New network needed to let 36-cores talk
Researchers have unveiled an experimental 36-core processor with a number of intriguing design points.
The exciting new chip design lets cores manage local memory more efficiently using an Internet-style communication network.
For years, some forward-thinking researchers have argued that the massive multi-core chips of the future will need to resemble little Internets, where each core has an associated router and data travels in fixed packets between them.
At the International Symposium on Computer Architecture, Li-Shiuan Peh, the Singapore Research Professor of Electrical Engineering and Computer Science at MIT unveiled the 36-core chip, which features one idea for the “network-on-chip.”

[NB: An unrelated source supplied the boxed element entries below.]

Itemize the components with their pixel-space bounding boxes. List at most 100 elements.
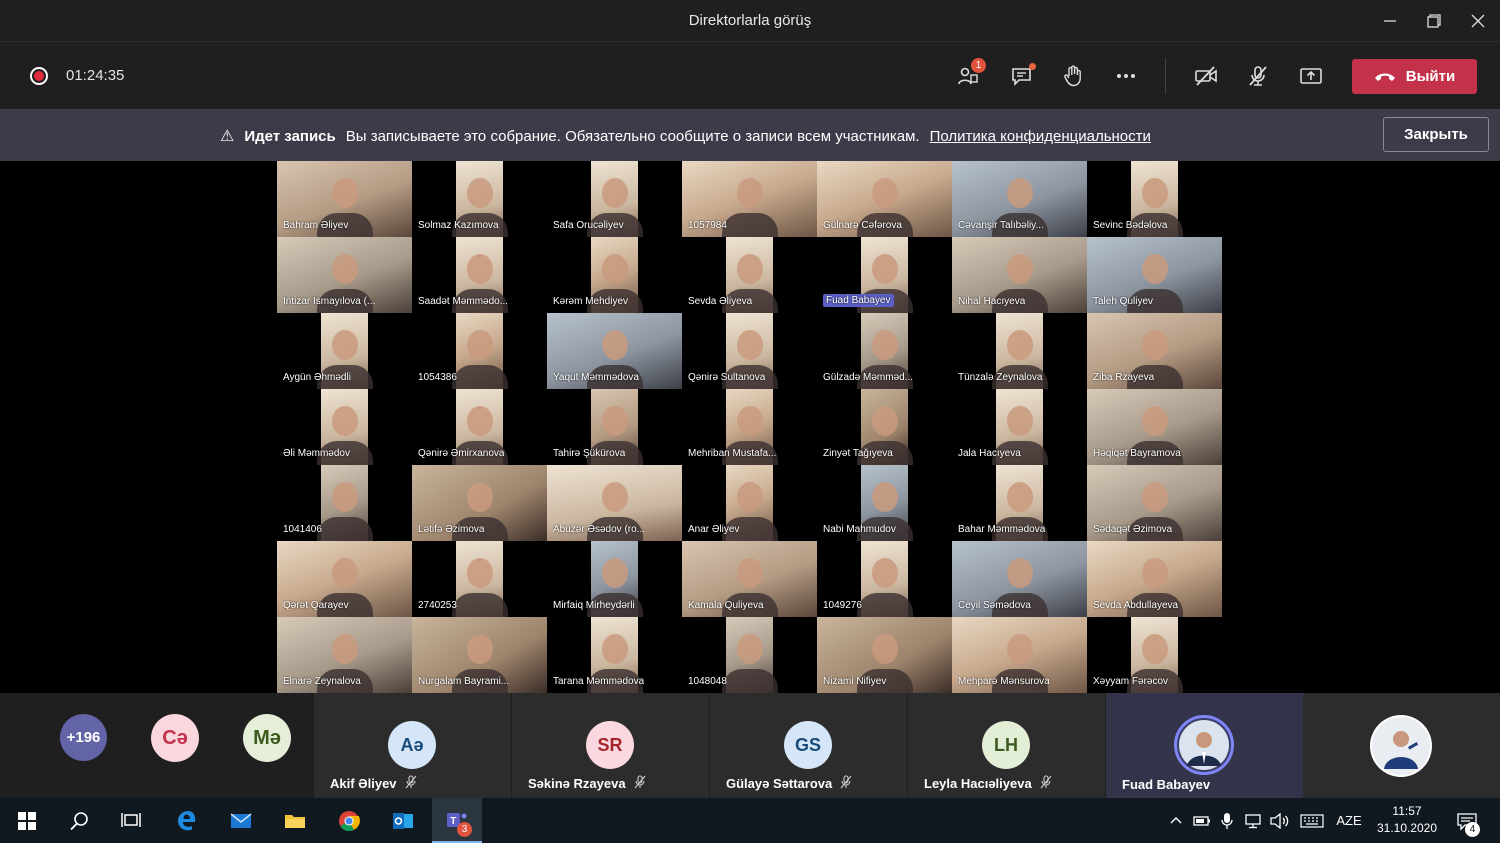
input-language-button[interactable]: AZE: [1332, 798, 1366, 843]
video-tile[interactable]: 2740253: [412, 541, 547, 617]
video-tile[interactable]: Solmaz Kazımova: [412, 161, 547, 237]
title-bar: Direktorlarla görüş: [0, 0, 1500, 42]
video-tile[interactable]: Abuzər Əsədov (ro...: [547, 465, 682, 541]
file-explorer-taskbar-button[interactable]: [270, 798, 320, 843]
participant-avatar: SR: [586, 721, 634, 769]
video-tile[interactable]: Sevinc Bədəlova: [1087, 161, 1222, 237]
system-clock[interactable]: 11:57 31.10.2020: [1372, 803, 1442, 837]
video-tile[interactable]: Bahar Məmmədova: [952, 465, 1087, 541]
folder-icon: [285, 814, 305, 828]
volume-button[interactable]: [1268, 798, 1292, 843]
participant-tile[interactable]: Fuad Babayev: [1106, 693, 1303, 798]
camera-toggle-button[interactable]: [1190, 60, 1222, 92]
video-tile[interactable]: Elnarə Zeynalova: [277, 617, 412, 693]
mic-toggle-button[interactable]: [1242, 60, 1274, 92]
video-tile[interactable]: Sevda Abdullayeva: [1087, 541, 1222, 617]
video-tile[interactable]: 1054386: [412, 313, 547, 389]
battery-button[interactable]: [1190, 798, 1214, 843]
video-tile[interactable]: Yaqut Məmmədova: [547, 313, 682, 389]
video-tile[interactable]: Taleh Quliyev: [1087, 237, 1222, 313]
video-tile[interactable]: Aygün Əhmədli: [277, 313, 412, 389]
video-tile[interactable]: Nihal Hacıyeva: [952, 237, 1087, 313]
participant-tile[interactable]: SR Səkinə Rzayeva: [512, 693, 709, 798]
share-screen-button[interactable]: [1295, 60, 1327, 92]
video-feed: [856, 541, 913, 617]
participant-avatar[interactable]: Mə: [243, 714, 291, 762]
mail-taskbar-button[interactable]: [216, 798, 266, 843]
video-tile[interactable]: Sədaqət Əzimova: [1087, 465, 1222, 541]
video-tile[interactable]: Xəyyam Fərəcov: [1087, 617, 1222, 693]
video-tile[interactable]: 1057984: [682, 161, 817, 237]
video-tile[interactable]: Saadət Məmmədo...: [412, 237, 547, 313]
start-button[interactable]: [2, 798, 52, 843]
video-tile[interactable]: Gülnarə Cəfərova: [817, 161, 952, 237]
video-tile[interactable]: Mirfaiq Mirheydərli: [547, 541, 682, 617]
video-tile[interactable]: Mehriban Mustafa...: [682, 389, 817, 465]
video-tile[interactable]: Nizami Nifiyev: [817, 617, 952, 693]
video-tile[interactable]: Qənirə Əmirxanova: [412, 389, 547, 465]
video-tile[interactable]: Nurgalam Bayrami...: [412, 617, 547, 693]
video-tile[interactable]: Tahirə Şükürova: [547, 389, 682, 465]
video-tile[interactable]: Qərət Qarayev: [277, 541, 412, 617]
privacy-policy-link[interactable]: Политика конфиденциальности: [930, 128, 1151, 145]
chrome-taskbar-button[interactable]: [324, 798, 374, 843]
video-tile[interactable]: Əli Məmmədov: [277, 389, 412, 465]
microphone-tray-button[interactable]: [1216, 798, 1238, 843]
video-tile[interactable]: Anar Əliyev: [682, 465, 817, 541]
video-tile[interactable]: Qənirə Sultanova: [682, 313, 817, 389]
task-view-button[interactable]: [106, 798, 156, 843]
restore-button[interactable]: [1416, 6, 1452, 36]
video-tile[interactable]: 1041406: [277, 465, 412, 541]
participant-tile[interactable]: Aə Akif Əliyev: [314, 693, 511, 798]
participants-button[interactable]: 1: [952, 58, 986, 92]
more-options-button[interactable]: [1110, 60, 1142, 92]
video-tile[interactable]: Lətifə Əzimova: [412, 465, 547, 541]
show-hidden-icons-button[interactable]: [1165, 798, 1187, 843]
video-tile[interactable]: İntizar İsmayılova (...: [277, 237, 412, 313]
video-tile[interactable]: Zinyət Tağıyeva: [817, 389, 952, 465]
participant-name: Jala Hacıyeva: [958, 448, 1021, 459]
video-feed: [451, 541, 508, 617]
more-participants-avatar[interactable]: +196: [60, 714, 107, 761]
participant-video-tile[interactable]: [1303, 693, 1500, 798]
video-tile[interactable]: Həqiqət Bayramova: [1087, 389, 1222, 465]
video-tile[interactable]: Jala Hacıyeva: [952, 389, 1087, 465]
chat-button[interactable]: [1006, 60, 1038, 92]
video-tile[interactable]: Tünzalə Zeynalova: [952, 313, 1087, 389]
outlook-taskbar-button[interactable]: [378, 798, 428, 843]
video-tile[interactable]: 1049276: [817, 541, 952, 617]
video-tile[interactable]: Cəvanşir Talıbəliy...: [952, 161, 1087, 237]
video-tile[interactable]: Sevda Əliyeva: [682, 237, 817, 313]
raise-hand-button[interactable]: [1057, 60, 1089, 92]
video-tile[interactable]: Gülzadə Məmməd...: [817, 313, 952, 389]
window-title: Direktorlarla görüş: [688, 12, 812, 29]
search-button[interactable]: [54, 798, 104, 843]
banner-close-button[interactable]: Закрыть: [1383, 117, 1489, 152]
meeting-controls: 01:24:35 1 Выйти: [0, 42, 1500, 109]
video-tile[interactable]: Ceyil Səmədova: [952, 541, 1087, 617]
video-tile[interactable]: Nabi Mahmudov: [817, 465, 952, 541]
participant-tile[interactable]: GS Gülayə Səttarova: [710, 693, 907, 798]
network-button[interactable]: [1242, 798, 1266, 843]
touch-keyboard-button[interactable]: [1297, 798, 1327, 843]
leave-button[interactable]: Выйти: [1352, 59, 1477, 94]
action-center-button[interactable]: 4: [1452, 798, 1482, 843]
video-tile[interactable]: Ziba Rzayeva: [1087, 313, 1222, 389]
participant-avatar[interactable]: Cə: [151, 714, 199, 762]
participant-face: [736, 481, 763, 512]
participant-tile[interactable]: LH Leyla Hacıəliyeva: [908, 693, 1105, 798]
minimize-button[interactable]: [1372, 6, 1408, 36]
video-tile[interactable]: Safa Orucəliyev: [547, 161, 682, 237]
edge-taskbar-button[interactable]: [162, 798, 212, 843]
meeting-timer: 01:24:35: [66, 67, 125, 84]
video-tile[interactable]: Kamala Quliyeva: [682, 541, 817, 617]
close-window-button[interactable]: [1460, 6, 1496, 36]
video-tile[interactable]: Fuad Babayev: [817, 237, 952, 313]
participant-face: [736, 405, 763, 436]
teams-taskbar-button[interactable]: T 3: [432, 798, 482, 843]
video-tile[interactable]: Tarana Məmmədova: [547, 617, 682, 693]
video-tile[interactable]: Mehparə Mənsurova: [952, 617, 1087, 693]
video-tile[interactable]: Bahram Əliyev: [277, 161, 412, 237]
video-tile[interactable]: Kərəm Mehdiyev: [547, 237, 682, 313]
video-tile[interactable]: 1048048: [682, 617, 817, 693]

The new design solves a major problem hampering previous attempts: how to maintain cache coherence, or, how to make sure that the cores’ locally-stored copies of globally-accessible data remain up to date.
In today’s processors, cores are linked by a ‘bus’. When two cores need to communicate, they are granted exclusive access to the bus.
But as the core count rises researchers say this will quickly become too inefficient.
In MIT’S new network-on-chip, each core is connected only to those immediately adjacent to it.
“You can reach your neighbours really quickly,” says Bhavya Daya, an graduate student in electrical engineering and computer science, and first author on a new paper.
“You can also have multiple paths to your destination. So if you’re going way across, rather than having one congested path, you could have multiple ones.”
In order to make sure various copies of the data stay the same as it flies between multiple cores, the team equipped their chips with a second network shadowing the first.
The circuits connected to this network are very simple; all they can do is declare that their associated cores have sent requests for data over the main network. Because these declarations are so simple, nodes in the shadow network can combine them and pass them on without incurring delays.
The system creates hierarchical ordering to simulate the chronological ordering of requests sent over a bus. The hierarchy is shuffled during every interval, however, to ensure that in the long run, all the cores receive equal weight.
Cache coherence in multi-core chips “is a big problem, and it’s one that gets larger all the time,” according to Todd Austin, a professor of electrical engineering and computer science at the University of Michigan.
“Their contribution is an interesting one, they’re saying; ‘Let’s get rid of a lot of the complexity that’s in existing networks. That will create more avenues for communication, and our clever communication protocol will sort out all the details’.”
“It’s a much simpler approach and a faster approach. It’s a really clever idea,” he said.
The team’s next experiments will see them load a version of Linux, modified to run on 36 cores, to evaluate the performance of real applications and determine the accuracy of the group’s theoretical projections.
MIT says it will release the blueprints for the chip, written in the hardware description language Verilog, as open-source code.